Sunday, December 6, 2015

The Word of God comes to us – Luke 3:1-6, Bar 5:1-9

Advent, Yr C, Wk 2; Notre Dame (Walsh Hall)

We love stories about journeys.  Lord of the Rings, the Hobbit, the Odyssey, The Earthsea books, the Wizard of Oz, Watership Down.  Some people even claim that every great story is at its heart the story of a journey (they’re wrong, but lots of people say it anyway…).  Whether they’re hobbits, women, girls, men or rabbits, we do love stories about plucky, beyond-all-odds heroes traversing through all kinds of sticky situations, normally to make it home, a better person for it.  I have a friend who just put in an audition tape for American Ninja Warrior, and it’s amazing how many people (including me) will spend hours of our lives watching people attempt that same short but grueling journey, in the hope that one of them might make it to the top of Mount Midoriyama.  We love these stories, I think, because we love to imagine ourselves on a journey, to narrativize our lives like that.  In fact, it’s a classic spiritual practice.  You can read books about the soul’s journey to God by saints like St. Bonaventure, and more recent spiritual writers, including our own Fr. John Dunne, a Holy Cross priest who taught at Notre Dame for 55 years.




Seeing our life as a journey is classic, and I’m not trying to knock it as a story, but it’s not the only story, and it’s not the Christmas story.  It’s not what we find in today’s gospel.  Today’s gospel isn’t about our journey, or even about John the Baptist’s journey.  It’s certainly not about the journey of Pontius Pilate, the ruthless governor who approved Jesus’ legal murder, or Herod, who built a capital for himself atop an ancient graveyard, of Tiberius who kicked the Jews out of Rome.  No, we hear in our gospel that the Word of God came to John, son of Zechariah in the desert.  The Word of God came.  The Word of God journeyed.  John didn’t go on some quest to find it; the Word of God came.  John didn’t eat enough locusts and wear enough camel hair to somehow deserve it; the Word of God came.

The prophetic quote that Luke gives us isn’t our instructions; it’s an echo of the angelic work orders, as the master builder barks out instructions to the heavenly host who work together to straighten paths, level mountains and fill in valleys to build that royal road with one aim: that the Word of God can come.

That’s what this part of Advent is for: remembering that that’s happened.  And remembering that we don’t need to make Christmas happen.  God’s done that.  The Word of God came, and the Word of God comes.  We’ve got a lot of work to do over the next three weeks, I’m sure.  There’s the small matter of papers to finish, exams to prepare for and maybe some applications to submit; there’s travel, there’s shopping and wrapping and decorating and cooking.  But we don’t need to make Christmas happen.  God’s done that.

The Word of God came, and the Word of God comes.  God’s Word enters our lives powerfully when we hear scripture proclaimed at Mass, when we proclaim it or sing, when we read it, when we recall a powerful verse in a moment of weakness, when we enact with our lives.  And it makes a difference. 

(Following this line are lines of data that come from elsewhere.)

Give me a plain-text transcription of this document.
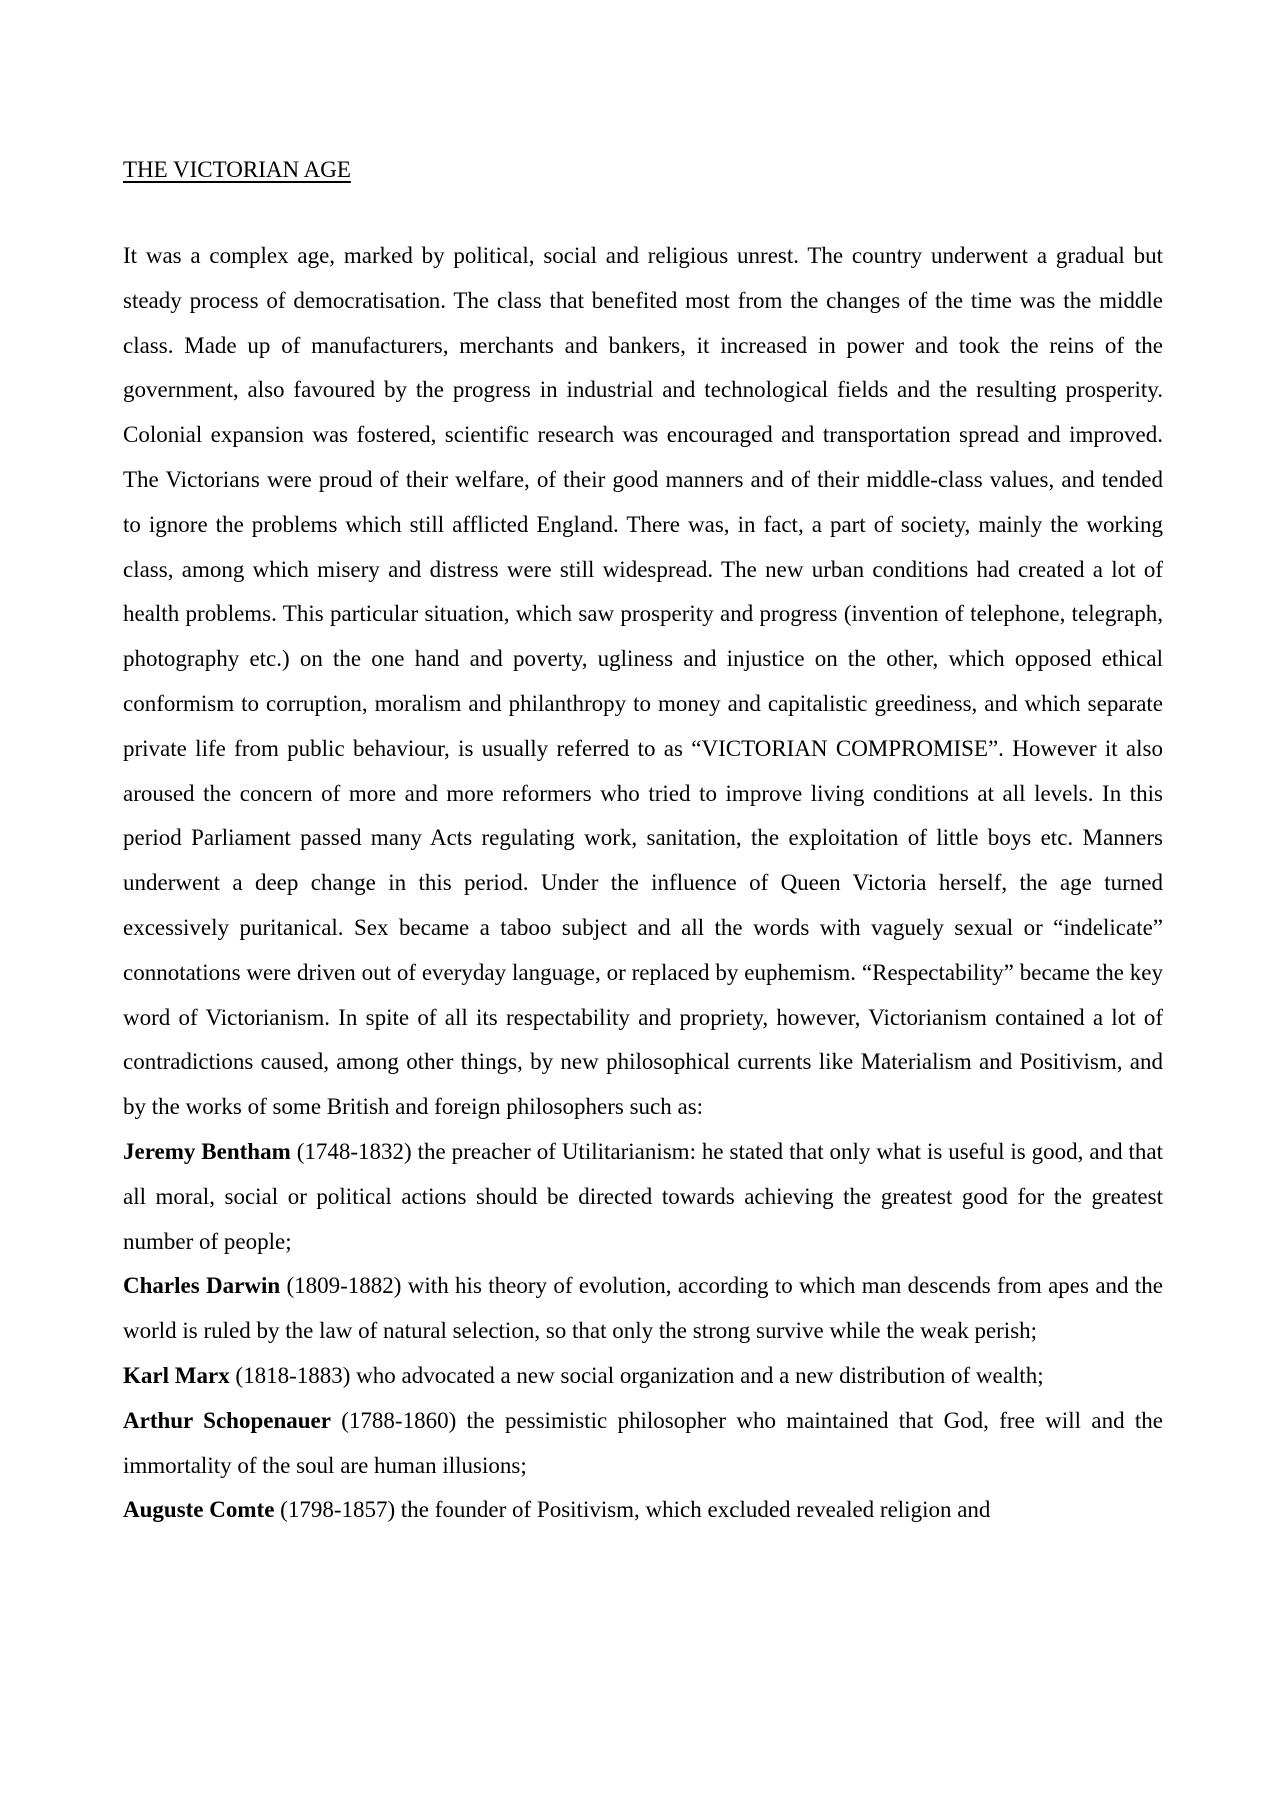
THE VICTORIAN AGE

It was a complex age, marked by political, social and religious unrest. The country underwent a gradual but steady process of democratisation. The class that benefited most from the changes of the time was the middle class. Made up of manufacturers, merchants and bankers, it increased in power and took the reins of the government, also favoured by the progress in industrial and technological fields and the resulting prosperity. Colonial expansion was fostered, scientific research was encouraged and transportation spread and improved. The Victorians were proud of their welfare, of their good manners and of their middle-class values, and tended to ignore the problems which still afflicted England. There was, in fact, a part of society, mainly the working class, among which misery and distress were still widespread. The new urban conditions had created a lot of health problems. This particular situation, which saw prosperity and progress (invention of telephone, telegraph, photography etc.) on the one hand and poverty, ugliness and injustice on the other, which opposed ethical conformism to corruption, moralism and philanthropy to money and capitalistic greediness, and which separate private life from public behaviour, is usually referred to as “VICTORIAN COMPROMISE”. However it also aroused the concern of more and more reformers who tried to improve living conditions at all levels. In this period Parliament passed many Acts regulating work, sanitation, the exploitation of little boys etc. Manners underwent a deep change in this period. Under the influence of Queen Victoria herself, the age turned excessively puritanical. Sex became a taboo subject and all the words with vaguely sexual or “indelicate” connotations were driven out of everyday language, or replaced by euphemism. “Respectability” became the key word of Victorianism. In spite of all its respectability and propriety, however, Victorianism contained a lot of contradictions caused, among other things, by new philosophical currents like Materialism and Positivism, and by the works of some British and foreign philosophers such as:

Jeremy Bentham (1748-1832) the preacher of Utilitarianism: he stated that only what is useful is good, and that all moral, social or political actions should be directed towards achieving the greatest good for the greatest number of people;

Charles Darwin (1809-1882) with his theory of evolution, according to which man descends from apes and the world is ruled by the law of natural selection, so that only the strong survive while the weak perish;

Karl Marx (1818-1883) who advocated a new social organization and a new distribution of wealth;

Arthur Schopenauer (1788-1860) the pessimistic philosopher who maintained that God, free will and the immortality of the soul are human illusions;

Auguste Comte (1798-1857) the founder of Positivism, which excluded revealed religion and
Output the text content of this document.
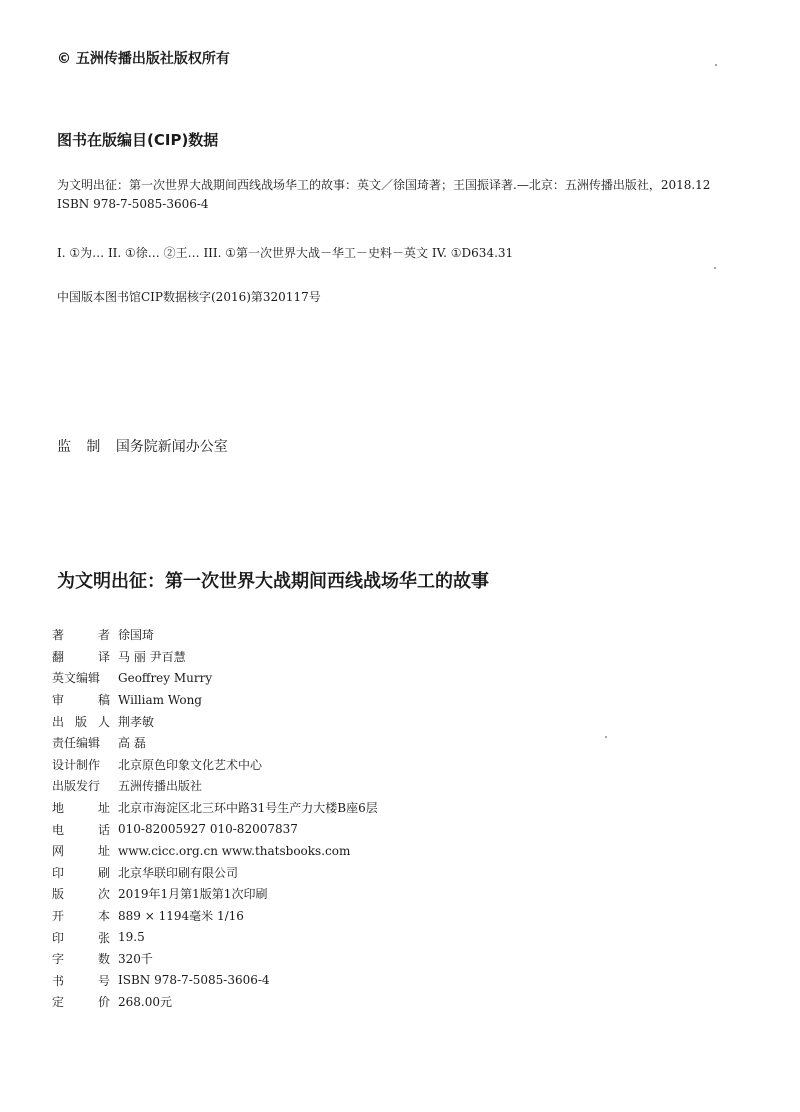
© 五洲传播出版社版权所有
图书在版编目(CIP)数据
为文明出征：第一次世界大战期间西线战场华工的故事：英文／徐国琦著；王国振译著.—北京：五洲传播出版社，2018.12
ISBN 978-7-5085-3606-4
I. ①为… II. ①徐… ②王… III. ①第一次世界大战－华工－史料－英文 IV. ①D634.31
中国版本图书馆CIP数据核字(2016)第320117号
监制国务院新闻办公室
为文明出征：第一次世界大战期间西线战场华工的故事
著	者 徐国琦
翻	译 马 丽 尹百慧
英文编辑 Geoffrey Murry
审	稿 William Wong
出 版 人 荆孝敏
责任编辑 高 磊
设计制作 北京原色印象文化艺术中心
出版发行 五洲传播出版社
地	址 北京市海淀区北三环中路31号生产力大楼B座6层
电	话 010-82005927 010-82007837
网	址 www.cicc.org.cn www.thatsbooks.com
印	刷 北京华联印刷有限公司
版	次 2019年1月第1版第1次印刷
开	本 889 × 1194毫米 1/16
印	张 19.5
字	数 320千
书	号 ISBN 978-7-5085-3606-4
定	价 268.00元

You hear a lot of people talking about searching for God, and I know what they mean by that, God’s presence can certainly be hard to discern in a world that can be cold and scary, but the image discomforts me.  Searching for God is searching for air.  If we weren’t immersed in it, we wouldn’t be able to search at all.  We don’t need to search for God as much as we need to stop and marvel at the wonder that the Word of God came, and be excited to holiness at what a difference that makes.

It launched John the Baptist on his preaching circuit around the region of the Jordan, calling other people to this baptism of repentance, responding God’s presence but having all the sin washed away that clogs up our throats and makes it harder to breath the air that God is.  In our reading from Baruch, we hear of the Lord’s presence leading Jerusalem to cast off the sack cloth she’s robed herself in and receive from God garments of beauty and honor and glory.  That’s how we prepare for Christmas, and how we prepare for Christ’s eventual second coming: not by searching for God, but by growing in our amazement that he’s come, and shedding all that tries to keep him at bay.  He’s leveled mountains and raised valleys to get to us, but he’s too gentle with us to pull away a sin that we still want to cling to. 


And in a way, that can be its own journey, the journey of repentance, of opening ourselves up to the mercy of God that surrounds us.  And that’s why Pope Francis this week opens the Year of Mercy, the year to remind us that God stands waiting all that still separates us.  As we prepare for Christmas in so many other ways, I’d encourage you to think about making a sacramental confession this Advent, especially if you’ve been away a while. It’s amazing what glory you might end up clothed with.